The Role of Bronchial Epithelial Cell-Derived Extracellular Vesicles in Modulating Macrophage Function and COPD Progression

Abstract

Long-term exposure to fine particulate matter (PM2.5) is a major environmental risk factor for chronic obstructive pulmonary disease (COPD). PM2.5 directly damages bronchial epithelial cells and promotes pro-inflammatory signaling. Emerging evidence indicates that extracellular vesicles (EVs) released by stressed epithelial cells contribute to immune dysregulation. This study established an in vitro model to examine how PM2.5-induced epithelial EVs modulate macrophage function.

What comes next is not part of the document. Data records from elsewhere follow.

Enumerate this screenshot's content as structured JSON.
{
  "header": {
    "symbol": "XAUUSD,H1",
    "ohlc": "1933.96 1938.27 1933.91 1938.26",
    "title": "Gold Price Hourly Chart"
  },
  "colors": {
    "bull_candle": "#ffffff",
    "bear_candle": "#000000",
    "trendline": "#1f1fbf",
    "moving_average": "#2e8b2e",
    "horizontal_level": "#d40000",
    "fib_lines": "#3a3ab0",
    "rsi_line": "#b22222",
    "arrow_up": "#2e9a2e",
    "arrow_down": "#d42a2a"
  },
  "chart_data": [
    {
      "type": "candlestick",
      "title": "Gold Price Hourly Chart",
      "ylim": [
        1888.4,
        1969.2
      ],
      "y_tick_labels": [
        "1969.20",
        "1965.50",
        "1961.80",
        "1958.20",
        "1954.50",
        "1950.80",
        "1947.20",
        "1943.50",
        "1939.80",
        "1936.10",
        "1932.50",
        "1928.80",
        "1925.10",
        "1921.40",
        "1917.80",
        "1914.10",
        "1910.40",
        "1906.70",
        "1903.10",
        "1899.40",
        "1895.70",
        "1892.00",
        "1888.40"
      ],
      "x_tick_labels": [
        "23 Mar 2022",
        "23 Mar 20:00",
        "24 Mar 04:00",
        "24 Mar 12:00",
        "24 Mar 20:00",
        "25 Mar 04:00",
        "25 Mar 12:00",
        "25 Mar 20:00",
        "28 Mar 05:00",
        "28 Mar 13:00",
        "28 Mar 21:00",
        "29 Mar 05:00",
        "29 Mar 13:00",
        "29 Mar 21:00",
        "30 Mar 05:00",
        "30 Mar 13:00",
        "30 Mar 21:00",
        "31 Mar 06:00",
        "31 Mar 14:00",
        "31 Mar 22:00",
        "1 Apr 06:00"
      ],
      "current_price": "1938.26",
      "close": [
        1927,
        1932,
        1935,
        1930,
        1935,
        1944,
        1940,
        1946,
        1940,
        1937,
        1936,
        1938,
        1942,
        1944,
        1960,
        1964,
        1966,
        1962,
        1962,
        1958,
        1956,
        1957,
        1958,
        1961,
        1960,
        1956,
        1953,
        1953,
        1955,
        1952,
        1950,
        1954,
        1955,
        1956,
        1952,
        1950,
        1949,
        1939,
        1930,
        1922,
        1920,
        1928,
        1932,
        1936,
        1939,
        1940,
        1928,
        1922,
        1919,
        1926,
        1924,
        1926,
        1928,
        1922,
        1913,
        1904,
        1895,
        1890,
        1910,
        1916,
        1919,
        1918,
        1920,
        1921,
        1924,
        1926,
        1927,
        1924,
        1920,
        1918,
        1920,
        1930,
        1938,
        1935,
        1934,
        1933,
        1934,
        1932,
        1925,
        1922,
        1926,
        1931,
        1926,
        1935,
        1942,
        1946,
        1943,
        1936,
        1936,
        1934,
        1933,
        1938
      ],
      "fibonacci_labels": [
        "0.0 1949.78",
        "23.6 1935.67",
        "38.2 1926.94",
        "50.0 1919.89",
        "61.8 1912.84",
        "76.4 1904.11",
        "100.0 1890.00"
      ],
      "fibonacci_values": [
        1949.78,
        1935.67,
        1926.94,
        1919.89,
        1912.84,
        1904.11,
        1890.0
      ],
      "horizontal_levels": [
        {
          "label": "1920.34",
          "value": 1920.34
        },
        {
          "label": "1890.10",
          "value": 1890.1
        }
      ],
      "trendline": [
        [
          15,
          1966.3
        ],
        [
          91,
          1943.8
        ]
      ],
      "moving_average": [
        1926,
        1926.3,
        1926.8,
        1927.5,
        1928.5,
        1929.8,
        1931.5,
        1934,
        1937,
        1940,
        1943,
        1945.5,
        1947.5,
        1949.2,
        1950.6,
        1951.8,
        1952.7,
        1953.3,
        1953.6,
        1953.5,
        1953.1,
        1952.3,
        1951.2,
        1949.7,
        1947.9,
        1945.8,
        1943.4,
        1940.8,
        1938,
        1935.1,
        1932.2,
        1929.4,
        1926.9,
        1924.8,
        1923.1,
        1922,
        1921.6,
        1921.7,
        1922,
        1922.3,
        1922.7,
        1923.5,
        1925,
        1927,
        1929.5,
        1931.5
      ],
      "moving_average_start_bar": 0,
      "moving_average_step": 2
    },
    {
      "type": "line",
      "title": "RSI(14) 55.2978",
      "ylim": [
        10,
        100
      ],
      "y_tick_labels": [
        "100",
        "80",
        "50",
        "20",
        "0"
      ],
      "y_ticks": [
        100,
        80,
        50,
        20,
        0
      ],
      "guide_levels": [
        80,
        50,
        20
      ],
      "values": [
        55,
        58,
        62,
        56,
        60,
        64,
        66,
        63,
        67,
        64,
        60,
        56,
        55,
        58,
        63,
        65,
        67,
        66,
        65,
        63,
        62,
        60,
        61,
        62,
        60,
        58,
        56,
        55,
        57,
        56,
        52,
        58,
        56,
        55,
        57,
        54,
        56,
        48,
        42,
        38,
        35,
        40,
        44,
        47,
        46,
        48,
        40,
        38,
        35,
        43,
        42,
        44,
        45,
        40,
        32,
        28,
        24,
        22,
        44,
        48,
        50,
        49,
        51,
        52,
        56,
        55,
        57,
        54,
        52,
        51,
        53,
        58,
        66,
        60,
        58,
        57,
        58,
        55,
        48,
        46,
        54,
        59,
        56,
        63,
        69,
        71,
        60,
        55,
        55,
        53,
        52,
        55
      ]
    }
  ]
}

BEAS-2B cells were exposed to low and high PM2.5 concentrations, and EVs were isolated and characterised using nanoparticle tracking analysis, BCA protein quantification, and Western blotting. Time-dependent uptake of EVs by PMA-differentiated THP-1 macrophages was confirmed by fluorescence tracing. EVs alone did not alter macrophage viability or cytokine secretion, but under lipopolysaccharide (LPS) stimulation, EV pre-exposure modulated macrophage responses. These effects depended on EV source and exposure duration rather than concentration, and strong inflammatory stimulation (100 ng/mL LPS) diminished EV-mediated regulation. Notably, IL-6 and IL-8 secretion showed biphasic responses to EV dose, and the duration of EV treatment influenced macrophage signalling outcomes.

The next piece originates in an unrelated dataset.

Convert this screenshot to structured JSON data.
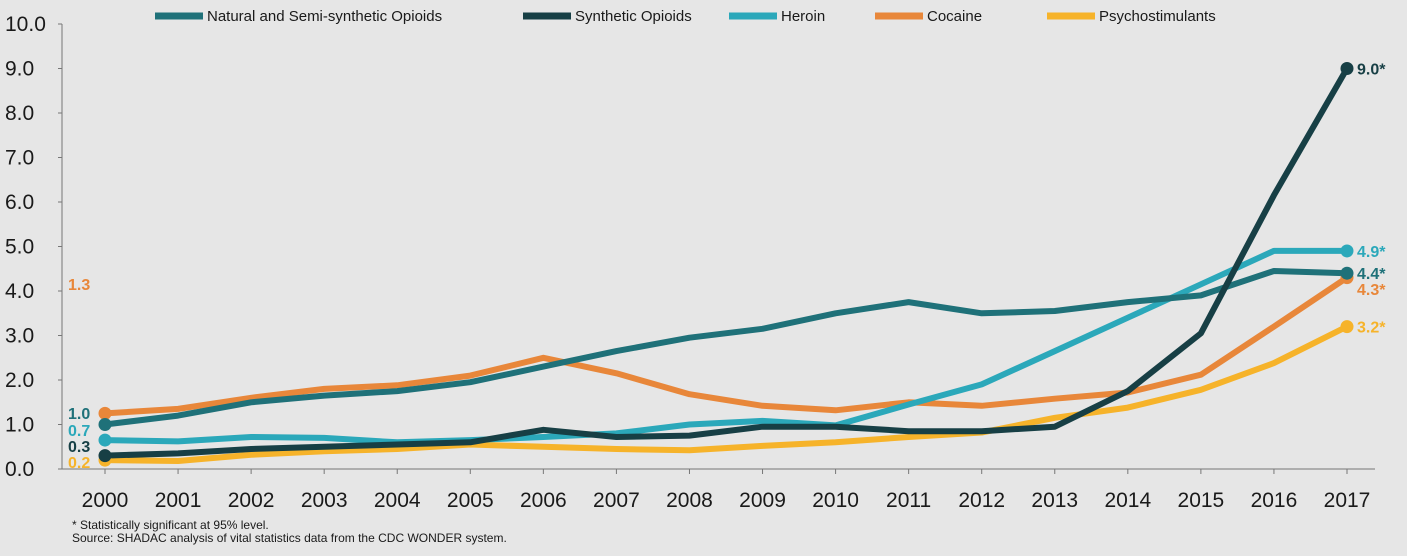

While a definitive macrophage polarization pattern could not be established, this work provides a basis for future studies into EV-mediated immune regulation. Overall, PM2.5 reduced epithelial viability, increased pro-inflammatory cytokine release, and may have altered EV cargo, thereby influencing macrophage behaviour in an inflammation-dependent manner. These findings highlight both the direct effects of PM2.5 on epithelial cells and the potential role of EV-mediated epithelial–macrophage communication in air-pollution-induced airway inflammation, offering insights relevant to COPD pathogenesis.